1. Give the number of individuals and list the columns in the dataset.
2. Give the number of unique authors in the dataset.
3. Give the number of unique school of thoughts in the dataset.
4. Give the number of author per school of thoughts in the dataset.
5. Plot the number of book by author.
6. Plot the number of book by school.

## Cleaning up the data
Textual should be:

- Lemmed
- Cleaned from stop words and punctuation.
  
We will do it using spacy built-in features.

In [6]:
nlp = spacy.load("en_core_web_sm")
# Take the first sentence from the dataset
test_sentence = df["sentence_str"].iloc[0]
# Run it through spacy nlp function
doc = nlp(test_sentence)

# You can now iteratively access the different parsed version of the words
for token in doc[:1]:
    print(token.text, token.lemma_, token.pos_, token.tag_, token.dep_, token.shape_, token.is_alpha, token.is_stop)

There there PRON EX expl Xxxxx True True


**Exercice**:
1. Compute for each book the uncapitalized_text (using the `.lower()` function) and lemmed_text from spacy.
1. Add 2 new columns to the dataframe: `uncapitalized_text`and `lemmed_text`.
3. Add a new column `cleaned_text` which contains the final text: start with the column `lemmed_text` and remove the stop words contained in `spacy.lang.en.stop_words.STOP_WORDS`. You should remove punctuation as well, using the value contained in `is_stop`.

## Analyzing vocabulary use

Using the `sklearn` library (see slides in lectures), it is easy to compute word counts using the `CountVectorizer` class.

In [8]:
from sklearn.feature_extraction.text import CountVectorizer, TfidfVectorizer

In [22]:
# Initialize 
count_vect = CountVectorizer(stop_words=list(spacy.lang.en.STOP_WORDS))

# Fit on the clean column
count_vect.fit(df.sentence_str)

# Get count matrix
count_matrix = count_vect.transform(df.sentence_str).todense()

# Create as dataframe
count_df_ = pd.DataFrame(count_matrix, columns=count_vect.get_feature_names_out(), index=df.title)

# Merge with df to get information
# Careful, new column names will have _y appended
count_df = count_df_.merge(df, left_index=True, right_on="title")

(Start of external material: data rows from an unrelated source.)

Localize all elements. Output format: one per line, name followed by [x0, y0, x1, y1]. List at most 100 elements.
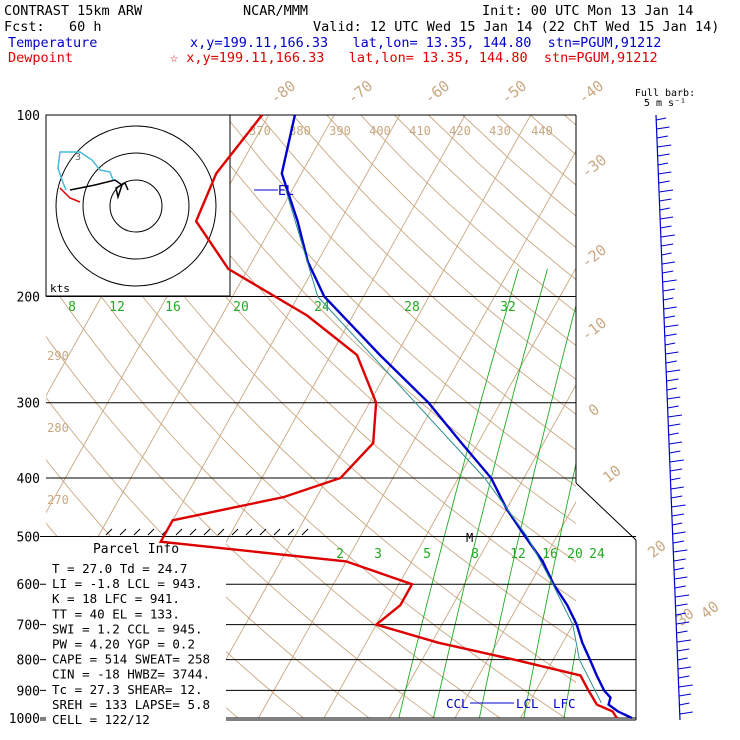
sounding-profiles: EL CCL LCL LFC M [158, 114, 633, 720]
parcel-info-title: Parcel Info [93, 542, 179, 557]
mixing-ratio-label: 32 [500, 300, 516, 315]
wind-barb [660, 234, 675, 238]
dry-adiabat [46, 215, 566, 719]
parcel-info-row: K = 18 LFC = 941. [52, 591, 180, 606]
dewpoint-legend: Dewpoint [8, 50, 74, 66]
dry-adiabat [394, 115, 576, 281]
isotherm-line [389, 384, 576, 719]
pressure-label: 400 [17, 472, 40, 487]
hatch-tick [287, 528, 295, 536]
parcel-info-row: SWI = 1.2 CCL = 945. [52, 621, 203, 636]
wind-barb [664, 333, 677, 337]
isotherm-line [586, 115, 740, 718]
isotherm-label: -50 [498, 77, 530, 108]
pressure-label: 300 [17, 397, 40, 412]
isotherm-label: -20 [578, 241, 610, 272]
parcel-box [46, 537, 226, 727]
wind-barb [678, 693, 692, 697]
isotherm-label: -10 [578, 314, 610, 345]
dry-adiabat [46, 156, 576, 683]
mixing-ratio-line [398, 268, 519, 719]
temperature-location: x,y=199.11,166.33 lat,lon= 13.35, 144.80… [190, 35, 662, 51]
wind-barb [660, 225, 672, 229]
hatch-tick [175, 528, 183, 536]
theta-label: 440 [531, 124, 553, 138]
hatch-tick [189, 528, 197, 536]
wind-staff-line [655, 114, 681, 721]
dry-adiabat [529, 115, 576, 156]
wind-barb [668, 423, 681, 427]
mixing-ratio-label: 24 [589, 547, 605, 562]
parcel-info-row: CAPE = 514 SWEAT= 258 [52, 652, 210, 667]
theta-label: 400 [369, 124, 391, 138]
mixing-ratio-label: 20 [567, 547, 583, 562]
wind-barb [670, 477, 681, 481]
isotherm-label: -70 [344, 77, 376, 108]
wind-barb [676, 630, 688, 634]
isotherm-line [323, 267, 576, 719]
wind-barb [656, 135, 669, 139]
wind-barb [663, 297, 674, 301]
theta-label: 410 [409, 124, 431, 138]
wind-barb [677, 648, 690, 652]
mixing-ratio-line [523, 461, 576, 719]
wind-barb [658, 180, 670, 184]
ccl-label: CCL [446, 696, 469, 711]
wind-barb [661, 261, 675, 265]
hodograph-trace-low [59, 187, 81, 203]
wind-barb [673, 549, 688, 553]
theta-label: 420 [449, 124, 471, 138]
hatch-tick [259, 528, 267, 536]
temperature-legend: Temperature [8, 35, 98, 51]
dry-adiabat [54, 115, 576, 642]
wind-barb [659, 207, 670, 211]
wind-barb [679, 702, 690, 706]
dry-adiabat [495, 115, 576, 186]
forecast-hour: Fcst: 60 h [4, 19, 102, 35]
hatch-tick [147, 528, 155, 536]
wind-barb [666, 369, 681, 373]
dry-adiabat [462, 115, 576, 217]
wind-barb [678, 684, 693, 688]
wind-barb [663, 315, 676, 319]
mixing-ratio-label: 16 [542, 547, 558, 562]
pressure-label: 700 [17, 619, 40, 634]
mixing-ratio-label: 2 [336, 547, 344, 562]
isotherm-line [717, 115, 740, 718]
mixing-ratio-label: 28 [404, 300, 420, 315]
mixing-ratio-line [433, 268, 548, 719]
wind-barb [665, 342, 676, 346]
wind-barb [677, 657, 688, 661]
hodograph-ring [55, 125, 217, 287]
wind-barb [677, 666, 692, 670]
isotherm-line [192, 115, 532, 719]
wind-barb-title: Full barb: [635, 88, 695, 99]
wind-barb [661, 243, 674, 247]
m-label: M [466, 531, 473, 545]
wind-barb [672, 540, 685, 544]
hodograph-ring [82, 152, 190, 260]
wind-barb [659, 198, 672, 202]
parcel-info-row: SREH = 133 LAPSE= 5.8 [52, 697, 210, 712]
wind-barb [676, 639, 691, 643]
wind-barb [675, 612, 686, 616]
mixing-ratio-label: 24 [314, 300, 330, 315]
parcel-info-row: CELL = 122/12 [52, 712, 150, 727]
wind-barb [662, 288, 676, 292]
mixing-ratio-label: 20 [233, 300, 249, 315]
isotherm-line [258, 150, 576, 719]
wind-barb-units: 5 m s⁻¹ [644, 98, 686, 109]
isotherm-line [46, 115, 270, 514]
hatch-tick [203, 528, 211, 536]
isotherm-label: -60 [421, 77, 453, 108]
dewpoint-profile [158, 114, 618, 719]
mixing-ratio-line [563, 645, 576, 719]
lcl-label: LCL [516, 696, 539, 711]
isotherm-label: -80 [267, 77, 299, 108]
wind-barb [660, 216, 674, 220]
isotherm-label: 0 [585, 400, 603, 420]
theta-label: 430 [489, 124, 511, 138]
theta-label: 290 [47, 349, 69, 363]
hatch-tick [231, 528, 239, 536]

`count_df` is now a dataframe where each column is a word and the rows correspond to the number of occurences of the words.

**Exercice**:
1. Give the 5 most frequent words.
2. Find for each book the number of times the word `man` and `woman` is used.
3. Find the book that uses most often the word `essence`.
4. Find the school of thought that uses most of then word `god`.
5. Give for each school of thought the 25 most often used words and print them.
6. Perform the same exercise (you can copy paste the code) using tf-idf (`TfidfVectorizer`)
7. Create a new list called `columns_to_filter` that contains for each author the 25 words with the highest tf-idf.
8. Create a new dataframe called `filtered_df` which contains the previously filtered column.

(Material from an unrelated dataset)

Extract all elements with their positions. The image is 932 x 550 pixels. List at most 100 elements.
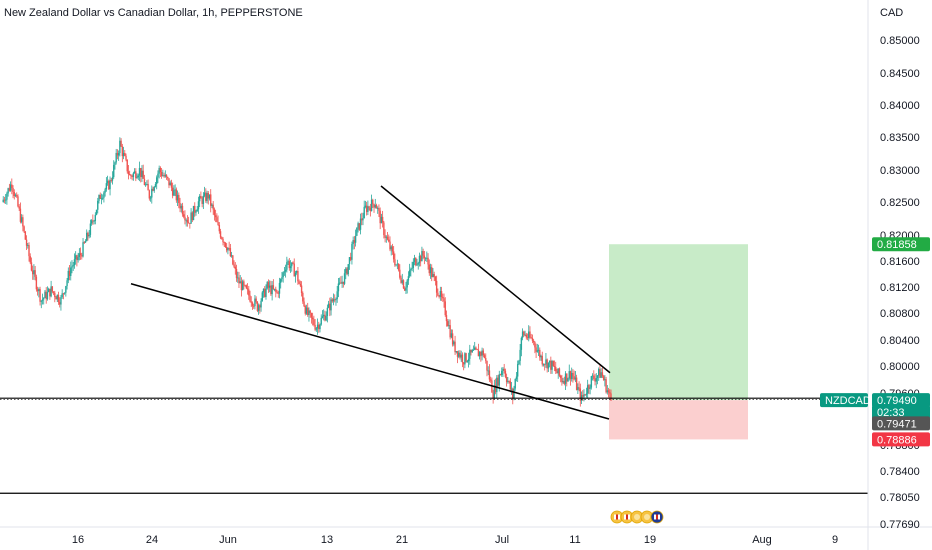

## Projecting into a lower space

We are going to use `PCA` (see slides in lecture) to project the different books in a reduced 2 dimensional space and to visually analyze their similarity.

In [23]:
from sklearn.decomposition import PCA

# Reduce into a 2 dimension matrix
pca = PCA(n_components=20)

# Train and retrieve output
reduced_pca = pca.fit_transform(count_df_)

**Exercice:**
1. Plot the scatter plot into the 2 dimensional space.
2. Color the graph per author.
3. Add the title of each book using plt.annotate.
4. Can you infer anything regarding the distribution in the reduced space ?
5. Perform the same exercice on `filtered_df`.

**Bonus**: 
- Find explained variance ratio using the attribute `pca.explained_variance_ratio_`.
- Analyze axis meaning by plotting the different components and their associated word.

## Performing k-means clustering

We are going to use k-means clustering (see lecture slides) to group works that are the most similar in terms of vocabulary use, using the class `KMeans`. 

In [25]:
from sklearn.cluster import KMeans

kmeans= KMeans(n_clusters=11, n_init="auto")
kmeans.fit(count_df_)
labels = kmeans.labels_

Found Intel OpenMP ('libiomp') and LLVM OpenMP ('libomp') loaded at
the same time. Both libraries are known to be incompatible and this
can cause random crashes or deadlocks on Linux when loaded in the
same Python program.
Using threadpoolctl may cause crashes or deadlocks. For more
information and possible workarounds, please see
    https://github.com/joblib/threadpoolctl/blob/master/multiple_openmp.md



The `labels` list contains for each title its associated cluster.

**Exercice**:
1. Assign the `labels` column to the dataframe.
4. Provide the list of titles / author / school within each cluster.
5. Give the 10 words with the highest term frequency per cluster.
6. Conclude regarding overlap in topics.
   
**Bonus**:
1. Select the optimum number of clusters by analyzing the inertia for each value of k.
2. Test using the `DBScan` algorithm.